À l'époque d'une B.N.P. (1), aux antipodes d'un Monde d'après-guerre, il n'est pas inutile d'entendre le témoignage d'un ancien de ce Monde-là ! Laurent Greisalmer était hier l'invité de Jean Lebrun et de sa marche de l'Histoire (2). Greisalmer "adjoint" d'Eric Fottorino quand ce dernier dirigeait Le Monde avant que le journal soit "acheté" en 2010 par le trio dont l'acronyme fleure "bon" la banque. Soit un monde absolument honni par Hubert Beuve-Mery le fondateur du journal à la Libération.
En décembre 1945, De Gaulle n'a plus "Le Temps" (3) et il voudrait toujours l'avoir… (pour gouverner) et pour le lire. Ainsi commence l'histoire d'un journal dont Lebrun et Greisalmer brossent les vingt-cinq premières années…
Hier France Inter a passé la journée au "Monde". Dans la matinale Patrick Cohen recevait vers 8h40, Arnaud Leparmentier, Sylvie Kauffman et Raphaëlle Bacqué, tous trois journalistes au quotidien. Cohen sans le vouloir a fait dire à Leparmentier "C'est Alain Frachon qui écrit les éditos"… Bigre ! Autant dire qu'un "tabou" est tombé, car l'édito , jamais signé, aura dorénavant un nom.
Pour une fois j'ai écouté une matinale de bout en bout et j'ai été assez séduit d'être vraiment dans "Le Monde" et d'avoir les points de vue de celles et ceux que l'on a plus ou moins l'habitude de lire. Il s'agissait aussi de comprendre la fabrique du journal et ce qui présidait à son édition quotidienne.
Et Lebrun de dresser à 13h30 le portrait de l'icône Beuve-Mery.
Cette mécanique s'est un peu plus dévoilée à 18h15 dans l'émission de Nicolas Demorand au titre ce jour-là très raccord "Un jour dans le monde". Et de 21h à 23h, Rebecca Manzoni et Demorand ont prolongé et détaillé ce "Voyage au centre du Monde". Alors pour une fois on est passé du "format court", de la brève, à un "format long" pour approfondir un sujet avec la participation des acteurs du journal qui avaient beaucoup de choses à dire, et qui ont donné une autre image du "Monde" et de leur quotidien, même quand on le connaît bien pour le lire presque chaque jour.
Ce sont aussi les voix du "Monde" qui ont fait l'attrait de cette journée spéciale. Voilà donc le plus que la radio publique peut apporter dans le traitement "fouillé" d'un sujet en donnant à entendre ses acteurs au-delà des séquençages cadencés habituels. Un p'tit coup d'chapeau donc à Inter d'avoir "osé" un vendredi soir, consacrer deux heures à un journal qui, s'il n'est plus austère, n'en est pas devenu pour autant un modèle de fantaisie, dont on pourrait évoquer l'histoire entre deux refrains à la mode.

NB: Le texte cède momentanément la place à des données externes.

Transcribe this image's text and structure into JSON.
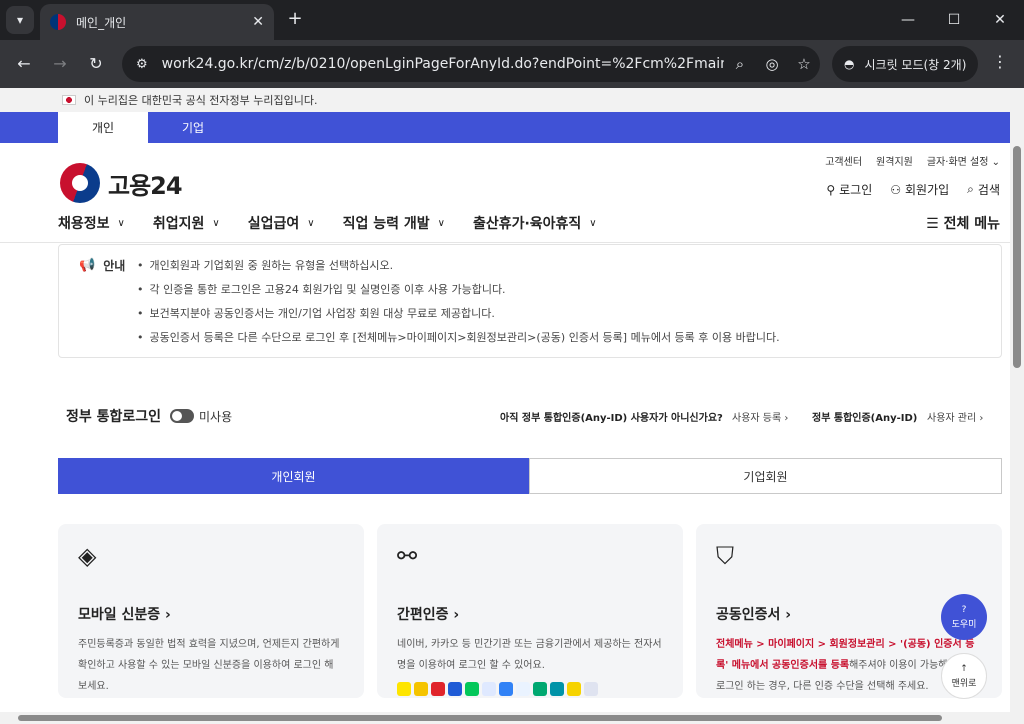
{
  "browser": {
    "tab_title": "메인_개인",
    "url": "work24.go.kr/cm/z/b/0210/openLginPageForAnyId.do?endPoint=%2Fcm%2Fmain.do...",
    "incognito_label": "시크릿 모드(창 2개)"
  },
  "gov_notice": "이 누리집은 대한민국 공식 전자정부 누리집입니다.",
  "site_tabs": {
    "personal": "개인",
    "business": "기업"
  },
  "logo_text": "고용24",
  "util_links": [
    "고객센터",
    "원격지원",
    "글자·화면 설정"
  ],
  "account": {
    "login": "로그인",
    "signup": "회원가입",
    "search": "검색"
  },
  "gnb": [
    "채용정보",
    "취업지원",
    "실업급여",
    "직업 능력 개발",
    "출산휴가·육아휴직"
  ],
  "all_menu": "전체 메뉴",
  "notice": {
    "label": "안내",
    "items": [
      "개인회원과 기업회원 중 원하는 유형을 선택하십시오.",
      "각 인증을 통한 로그인은 고용24 회원가입 및 실명인증 이후 사용 가능합니다.",
      "보건복지분야 공동인증서는 개인/기업 사업장 회원 대상 무료로 제공합니다.",
      "공동인증서 등록은 다른 수단으로 로그인 후 [전체메뉴>마이페이지>회원정보관리>(공동) 인증서 등록] 메뉴에서 등록 후 이용 바랍니다."
    ]
  },
  "integrated_login": {
    "title": "정부 통합로그인",
    "state": "미사용",
    "question": "아직 정부 통합인증(Any-ID) 사용자가 아니신가요?",
    "register_link": "사용자 등록",
    "anyid_label": "정부 통합인증(Any-ID)",
    "manage_link": "사용자 관리"
  },
  "member_tabs": {
    "personal": "개인회원",
    "business": "기업회원"
  },
  "cards": [
    {
      "title": "모바일 신분증",
      "desc": "주민등록증과 동일한 법적 효력을 지녔으며, 언제든지 간편하게 확인하고 사용할 수 있는 모바일 신분증을 이용하여 로그인 해 보세요."
    },
    {
      "title": "간편인증",
      "desc": "네이버, 카카오 등 민간기관 또는 금융기관에서 제공하는 전자서명을 이용하여 로그인 할 수 있어요."
    },
    {
      "title": "공동인증서",
      "desc_red": "전체메뉴 > 마이페이지 > 회원정보관리 > '(공동) 인증서 등록' 메뉴에서 공동인증서를 등록",
      "desc": "해주셔야 이용이 가능해요. 처음 로그인 하는 경우, 다른 인증 수단을 선택해 주세요."
    }
  ],
  "float": {
    "help": "도우미",
    "top": "맨위로"
  },
  "colors": {
    "primary": "#4052d6",
    "accent_red": "#c8102e",
    "notice_green": "#2e9b45"
  }
}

À l'issue de "La marche de l'Histoire" de jeudi (voir ci-dessus), Jean Lebrun cite Éric Fottorino (4) "Le Monde a rejoint la cohorte des titres renommés dont le sort est désormais lié [au capital et au bon vouloir] des capitaines d'industrie et de finance". CQFD.
Et si Beuve-Méry a pu dire «La France a eu trois chances, la Libération, De Gaulle et… Le Monde», la bonne question à se poser 70 ans après sa création est : "Le Monde en est-il toujours une ?".

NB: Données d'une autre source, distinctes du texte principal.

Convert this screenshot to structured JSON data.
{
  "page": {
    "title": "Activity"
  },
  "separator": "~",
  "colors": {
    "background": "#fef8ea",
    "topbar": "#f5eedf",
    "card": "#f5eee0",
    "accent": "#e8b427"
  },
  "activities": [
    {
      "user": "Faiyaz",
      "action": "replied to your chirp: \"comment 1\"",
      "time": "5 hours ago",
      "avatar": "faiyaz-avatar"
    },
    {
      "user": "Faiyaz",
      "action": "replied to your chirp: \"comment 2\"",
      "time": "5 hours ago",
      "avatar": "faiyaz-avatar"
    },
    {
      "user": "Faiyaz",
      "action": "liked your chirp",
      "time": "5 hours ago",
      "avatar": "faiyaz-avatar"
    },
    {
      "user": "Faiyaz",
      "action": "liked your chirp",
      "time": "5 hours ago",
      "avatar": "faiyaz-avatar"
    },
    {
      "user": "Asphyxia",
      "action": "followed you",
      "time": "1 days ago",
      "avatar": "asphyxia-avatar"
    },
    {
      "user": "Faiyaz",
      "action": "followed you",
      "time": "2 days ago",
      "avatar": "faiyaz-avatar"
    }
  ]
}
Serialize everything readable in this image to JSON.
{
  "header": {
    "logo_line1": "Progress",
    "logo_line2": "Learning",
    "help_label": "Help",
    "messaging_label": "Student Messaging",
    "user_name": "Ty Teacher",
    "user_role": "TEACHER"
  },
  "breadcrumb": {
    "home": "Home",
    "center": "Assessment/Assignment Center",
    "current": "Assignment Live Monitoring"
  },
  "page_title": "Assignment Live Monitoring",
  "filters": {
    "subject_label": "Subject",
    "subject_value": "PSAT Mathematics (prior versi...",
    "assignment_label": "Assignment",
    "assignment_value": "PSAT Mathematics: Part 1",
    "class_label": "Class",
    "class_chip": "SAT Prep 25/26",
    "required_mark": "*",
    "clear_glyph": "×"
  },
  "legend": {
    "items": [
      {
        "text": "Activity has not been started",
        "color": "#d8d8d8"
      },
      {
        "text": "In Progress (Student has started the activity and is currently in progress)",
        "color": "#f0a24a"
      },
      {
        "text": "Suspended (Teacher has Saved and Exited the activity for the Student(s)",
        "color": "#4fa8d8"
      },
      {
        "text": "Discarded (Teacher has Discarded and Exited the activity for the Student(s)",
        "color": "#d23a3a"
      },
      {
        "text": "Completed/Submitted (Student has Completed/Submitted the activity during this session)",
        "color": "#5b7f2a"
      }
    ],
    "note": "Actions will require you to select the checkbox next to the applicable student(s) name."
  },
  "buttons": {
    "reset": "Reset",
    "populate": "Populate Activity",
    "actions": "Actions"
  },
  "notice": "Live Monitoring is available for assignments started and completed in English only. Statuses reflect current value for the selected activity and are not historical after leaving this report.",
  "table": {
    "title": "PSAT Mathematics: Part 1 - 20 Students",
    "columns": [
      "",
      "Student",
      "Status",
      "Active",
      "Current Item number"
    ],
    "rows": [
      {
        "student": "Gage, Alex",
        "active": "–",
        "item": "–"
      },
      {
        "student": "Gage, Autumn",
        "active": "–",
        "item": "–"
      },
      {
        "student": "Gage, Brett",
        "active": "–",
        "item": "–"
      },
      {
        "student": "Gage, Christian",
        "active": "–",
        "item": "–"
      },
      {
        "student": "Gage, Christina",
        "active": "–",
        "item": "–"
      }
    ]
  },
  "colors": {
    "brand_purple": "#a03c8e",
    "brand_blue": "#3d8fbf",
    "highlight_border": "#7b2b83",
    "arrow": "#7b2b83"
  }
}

Et si Beuve-Méry a pu dire «La France a eu trois chances, la Libération, De Gaulle et… Le Monde», la bonne question à se poser 70 ans après sa création est : "Le Monde en est-il toujours une ?".
(1) Le trio capitalistique Berger.Niel.Pigasse,
(2) France Inter, 13h30,(3) "Après guerre, le journal étant accusé de collaboration, ses locaux situés 5 boulevard des Italiens sont réquisitionnés et son matériel est saisi ; Le Monde, qui commence à paraître en 1944, sera le bénéficiaire de cette confiscation : la typographie et le format resteront longtemps hérités du Temps." (source Wikipédia),
(4) Créateur depuis mars 2014 avec Laurent Greisalmer de "Le 1, hebdo", un journal qui, chaque semaine, se déplie autour d'un thème.